I’ve spent my life creating music, visual art, concepts, narration, interactive experiences, and performing on stage as a vocalist and pianist. All these expressive means have been adjudicated by the passion for technology and creative coding. After mastering music instruments and visual arts techniques, I have found the same, if not a higher, amount of creative possibilities in the beauty and elegance of algorithms and code.
During the last two decades, I have perfected the artificial artistic intelligence named Amrita, the Sanskrit term for “nectar of immortality.” Whatever Amrita creates is impermanent, and cannot be repeated. Once Amrita is invoked, a new entity is brought to life. Once the machine is switched off, Amrita dies, along with its consciousness, creations, and experiences.
Amrita works with images, sounds, music scores, and directives created by human artists. Amrita gets to know the boundaries of the hardware it is living within, and learns while creating, evolving over time.
My living artworks, among other possibilities, can create visuals, music, and communicate with each other, living on site specific installations or on users’ devices, opening up the intertwined possibilities of human and artificial complexity.
My exploration is technological, artistic, and narrative. The objective is to expand the idea of artwork and performance to embrace the limitless possibilities given by the modern relationship between humans and machines—and between humans through machines—in addition to producing captivating narratives, visual arts, installations, and music.
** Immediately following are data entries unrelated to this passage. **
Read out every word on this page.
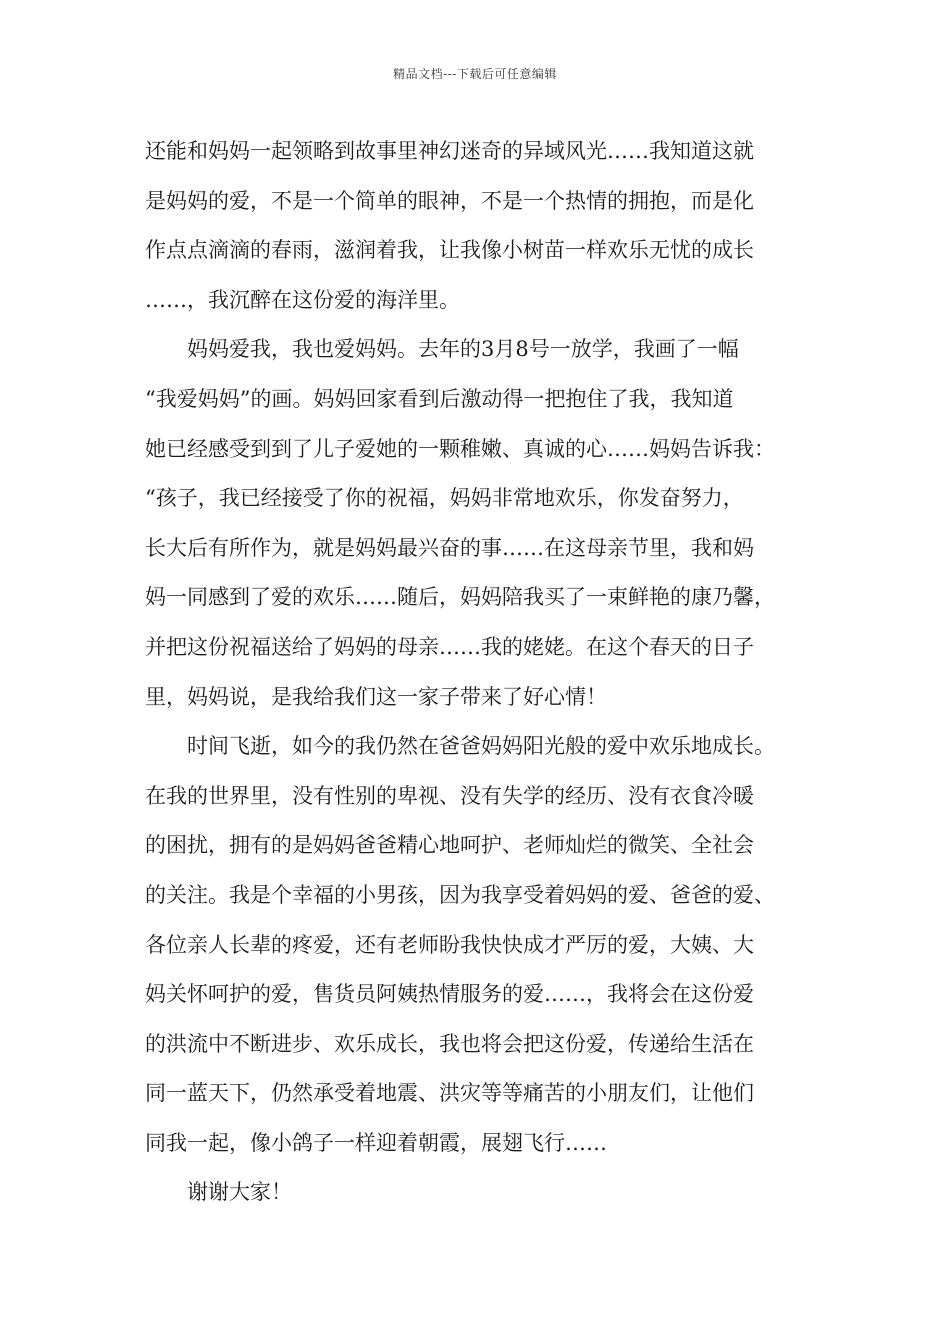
精品文档---下载后可任意编辑
还能和妈妈一起领略到故事里神幻迷奇的异域风光……我知道这就
是妈妈的爱，不是一个简单的眼神，不是一个热情的拥抱，而是化
作点点滴滴的春雨，滋润着我，让我像小树苗一样欢乐无忧的成长
……，我沉醉在这份爱的海洋里。
妈妈爱我，我也爱妈妈。去年的3月8号一放学，我画了一幅
“我爱妈妈”的画。妈妈回家看到后激动得一把抱住了我，我知道
她已经感受到到了儿子爱她的一颗稚嫩、真诚的心……妈妈告诉我：
“孩子，我已经接受了你的祝福，妈妈非常地欢乐，你发奋努力，
长大后有所作为，就是妈妈最兴奋的事……在这母亲节里，我和妈
妈一同感到了爱的欢乐……随后，妈妈陪我买了一束鲜艳的康乃馨，
并把这份祝福送给了妈妈的母亲……我的姥姥。在这个春天的日子
里，妈妈说，是我给我们这一家子带来了好心情！
时间飞逝，如今的我仍然在爸爸妈妈阳光般的爱中欢乐地成长。
在我的世界里，没有性别的卑视、没有失学的经历、没有衣食冷暖
的困扰，拥有的是妈妈爸爸精心地呵护、老师灿烂的微笑、全社会
的关注。我是个幸福的小男孩，因为我享受着妈妈的爱、爸爸的爱、
各位亲人长辈的疼爱，还有老师盼我快快成才严厉的爱，大姨、大
妈关怀呵护的爱，售货员阿姨热情服务的爱……，我将会在这份爱
的洪流中不断进步、欢乐成长，我也将会把这份爱，传递给生活在
同一蓝天下，仍然承受着地震、洪灾等等痛苦的小朋友们，让他们
同我一起，像小鸽子一样迎着朝霞，展翅飞行……
谢谢大家！
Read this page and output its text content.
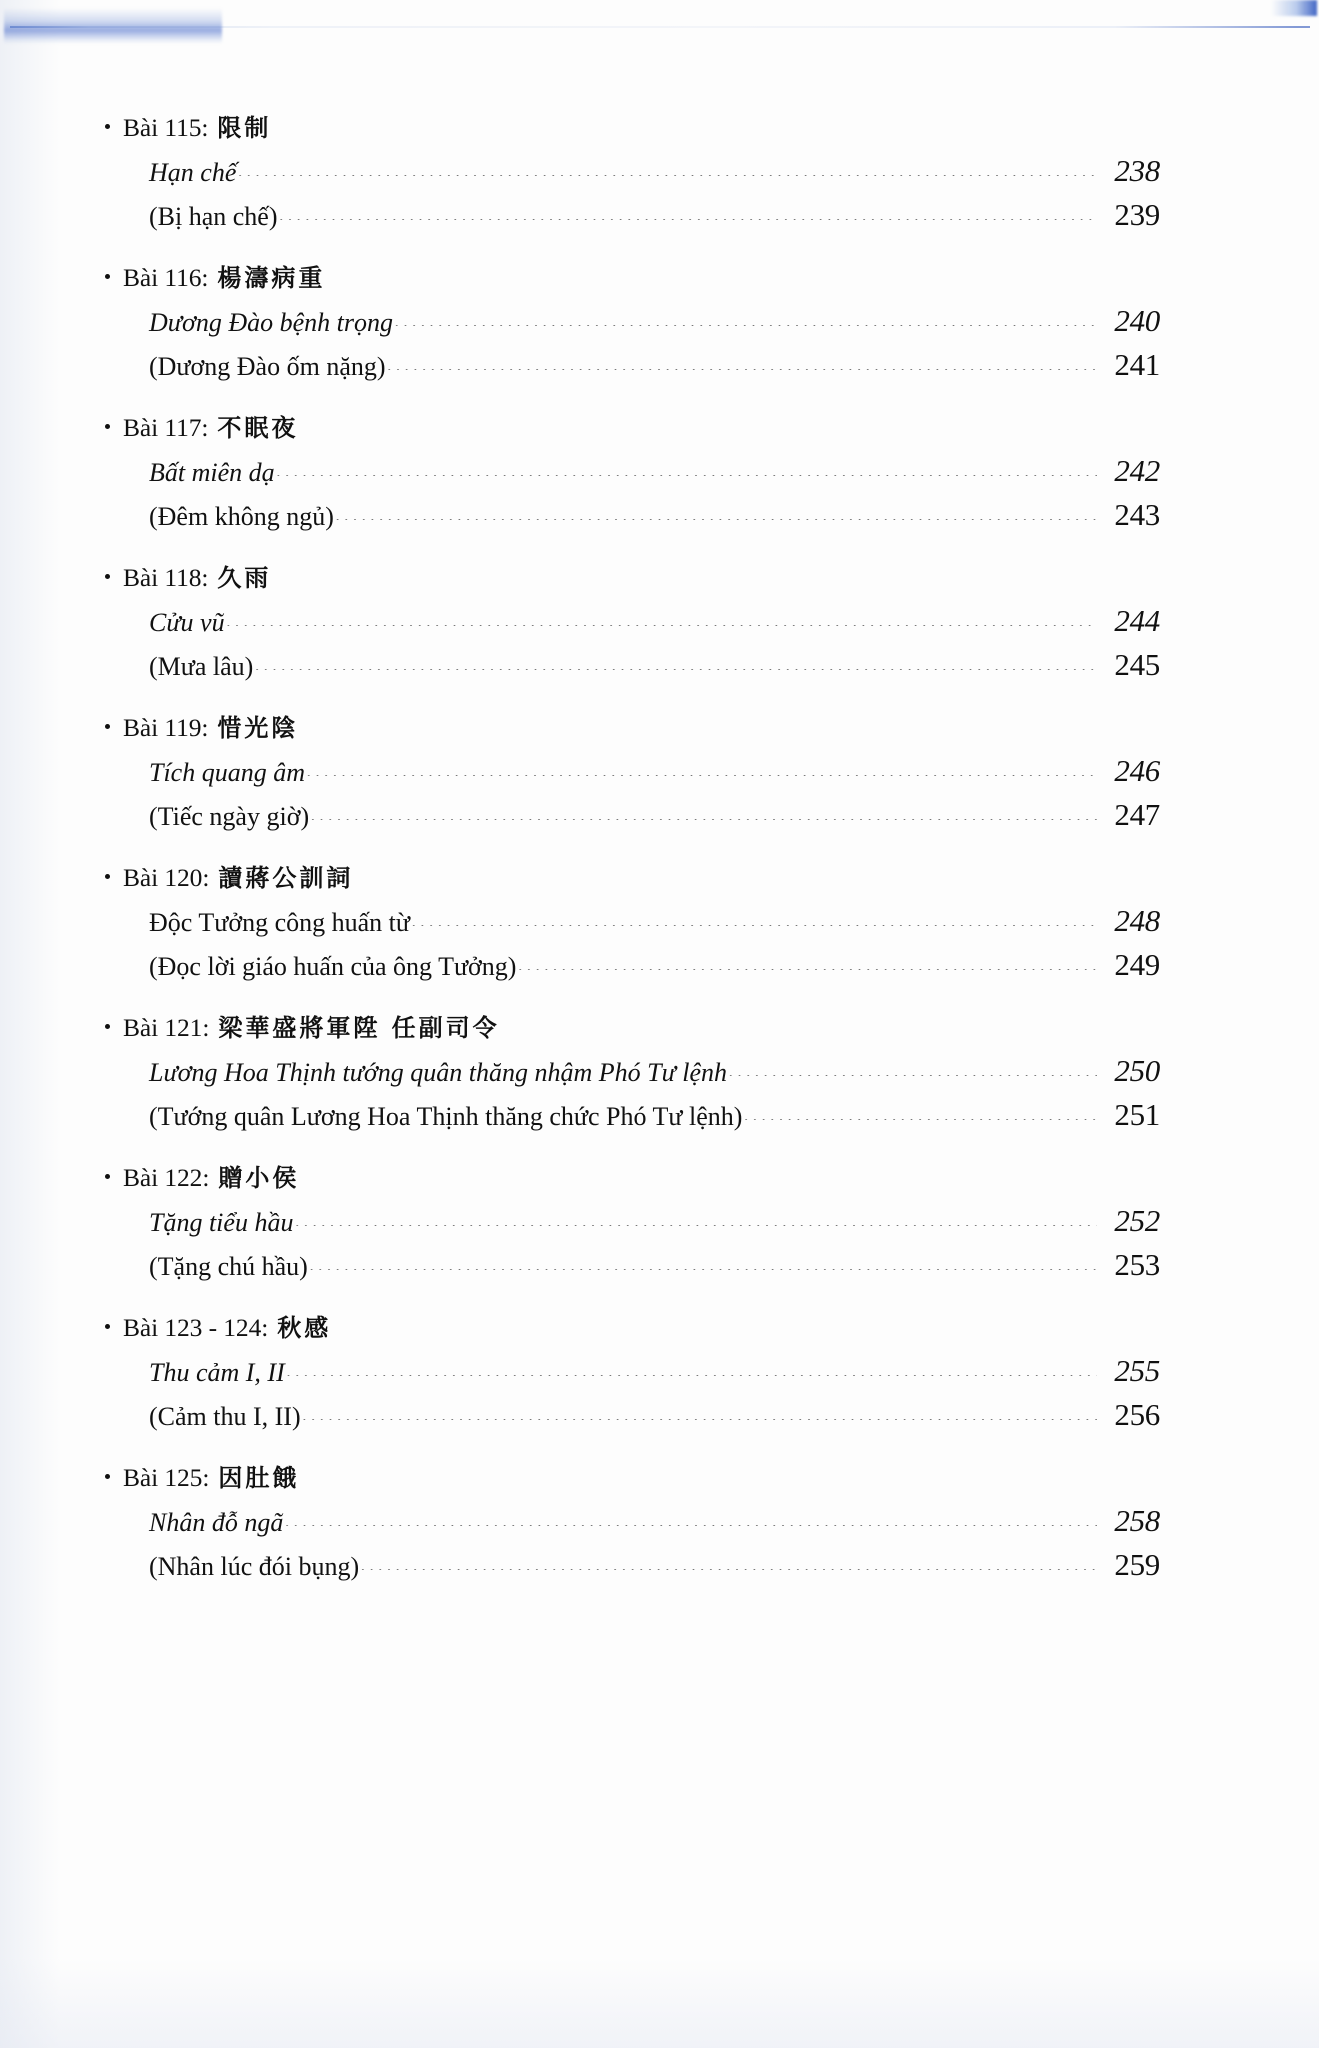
Bài 115: 限制
Hạn chế .....	238
(Bị hạn chế) .....	239
Bài 116: 楊濤病重
Dương Đào bệnh trọng .....	240
(Dương Đào ốm nặng) .....	241
Bài 117: 不眠夜
Bất miên dạ .....	242
(Đêm không ngủ) .....	243
Bài 118: 久雨
Cửu vũ .....	244
(Mưa lâu) .....	245
Bài 119: 惜光陰
Tích quang âm .....	246
(Tiếc ngày giờ) .....	247
Bài 120: 讀蔣公訓詞
Độc Tưởng công huấn từ .....	248
(Đọc lời giáo huấn của ông Tưởng) .....	249
Bài 121: 梁華盛將軍陞 任副司令
Lương Hoa Thịnh tướng quân thăng nhậm Phó Tư lệnh .....	250
(Tướng quân Lương Hoa Thịnh thăng chức Phó Tư lệnh) .....	251
Bài 122: 贈小侯
Tặng tiểu hầu .....	252
(Tặng chú hầu) .....	253
Bài 123 - 124: 秋感
Thu cảm I, II .....	255
(Cảm thu I, II) .....	256
Bài 125: 因肚餓
Nhân đỗ ngã .....	258
(Nhân lúc đói bụng) .....	259
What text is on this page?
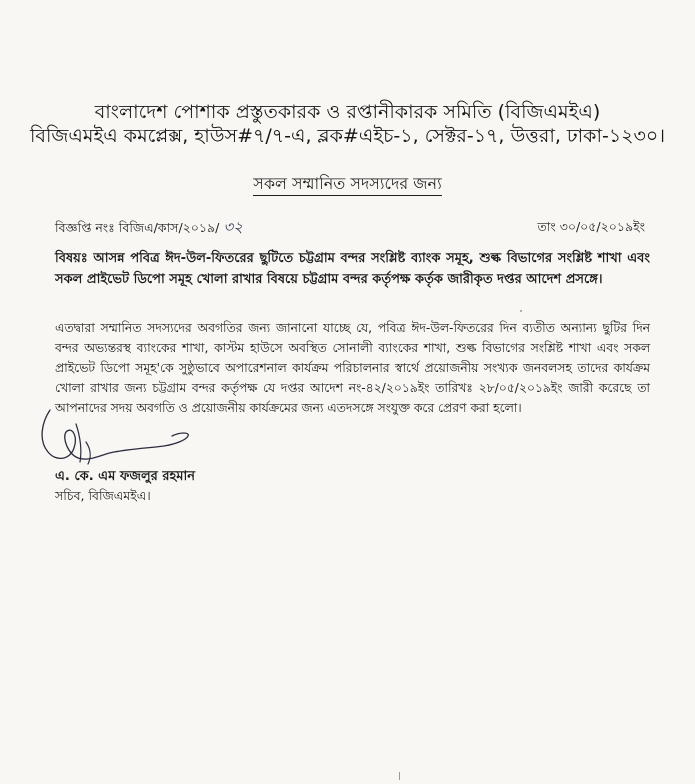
বাংলাদেশ পোশাক প্রস্তুতকারক ও রপ্তানীকারক সমিতি (বিজিএমইএ)
বিজিএমইএ কমপ্লেক্স, হাউস#৭/৭-এ, ব্লক#এইচ-১, সেক্টর-১৭, উত্তরা, ঢাকা-১২৩০।
সকল সম্মানিত সদস্যদের জন্য
বিজ্ঞপ্তি নংঃ বিজিএ/কাস/২০১৯/ ৩২	তাং ৩০/০৫/২০১৯ইং
বিষয়ঃ আসন্ন পবিত্র ঈদ-উল-ফিতরের ছুটিতে চট্টগ্রাম বন্দর সংশ্লিষ্ট ব্যাংক সমূহ, শুল্ক বিভাগের সংশ্লিষ্ট শাখা এবং সকল প্রাইভেট ডিপো সমূহ খোলা রাখার বিষয়ে চট্টগ্রাম বন্দর কর্তৃপক্ষ কর্তৃক জারীকৃত দপ্তর আদেশ প্রসঙ্গে।
এতদ্বারা সম্মানিত সদস্যদের অবগতির জন্য জানানো যাচ্ছে যে, পবিত্র ঈদ-উল-ফিতরের দিন ব্যতীত অন্যান্য ছুটির দিন বন্দর অভ্যন্তরস্থ ব্যাংকের শাখা, কাস্টম হাউসে অবস্থিত সোনালী ব্যাংকের শাখা, শুল্ক বিভাগের সংশ্লিষ্ট শাখা এবং সকল প্রাইভেট ডিপো সমূহ'কে সুষ্ঠুভাবে অপারেশনাল কার্যক্রম পরিচালনার স্বার্থে প্রয়োজনীয় সংখ্যক জনবলসহ তাদের কার্যক্রম খোলা রাখার জন্য চট্টগ্রাম বন্দর কর্তৃপক্ষ যে দপ্তর আদেশ নং-৪২/২০১৯ইং তারিখঃ ২৮/০৫/২০১৯ইং জারী করেছে তা আপনাদের সদয় অবগতি ও প্রয়োজনীয় কার্যক্রমের জন্য এতদসঙ্গে সংযুক্ত করে প্রেরণ করা হলো।
এ. কে. এম ফজলুর রহমান
সচিব, বিজিএমইএ।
I also explore the interaction between human and artificial artists in live performances where musicians are led by the AI creative process.
Instead of using technology and code to simply produce art, I work to instil the creative possibilities of an artist into artificial beings, free to evolve independently and to create compelling experiences on their own, driven by a distinct personality. My creatures are living, impermanent artworks, that grow a unique consciousness and develop over time towards a new awareness and new creative possibilities.
With my work, I also wish to stimulate a connection with our deep, ancestral, innate awareness of impermanence. Furthermore, I wish to bring the obscure, alienating sides of technology back into the light; for this reason, I call my performances “Trans-human Yoga”, and I duet with the AI on the harmonium, an ancient sacred instrument.
The final artwork ecosystems include performances, installations, musical compositions, visual artworks, site-specific works, and NFTs.
I’m also looking into the concept of “App Artwork,” which takes advantage of the potential of application stores (like the Apple Store or Google Play Store) to deliver artworks that live, operate, and interact with users, as well as with other similarly conceived works of art. This is because of the widespread use of smartphones and tablets and the resulting reliance on the computing power and network accessibility of modern handheld devices.
The release of “Ad Vitam,” the first ever artwork application to be offered through official stores, represented a major milestone in the research process. It was just made available through the Apple Store.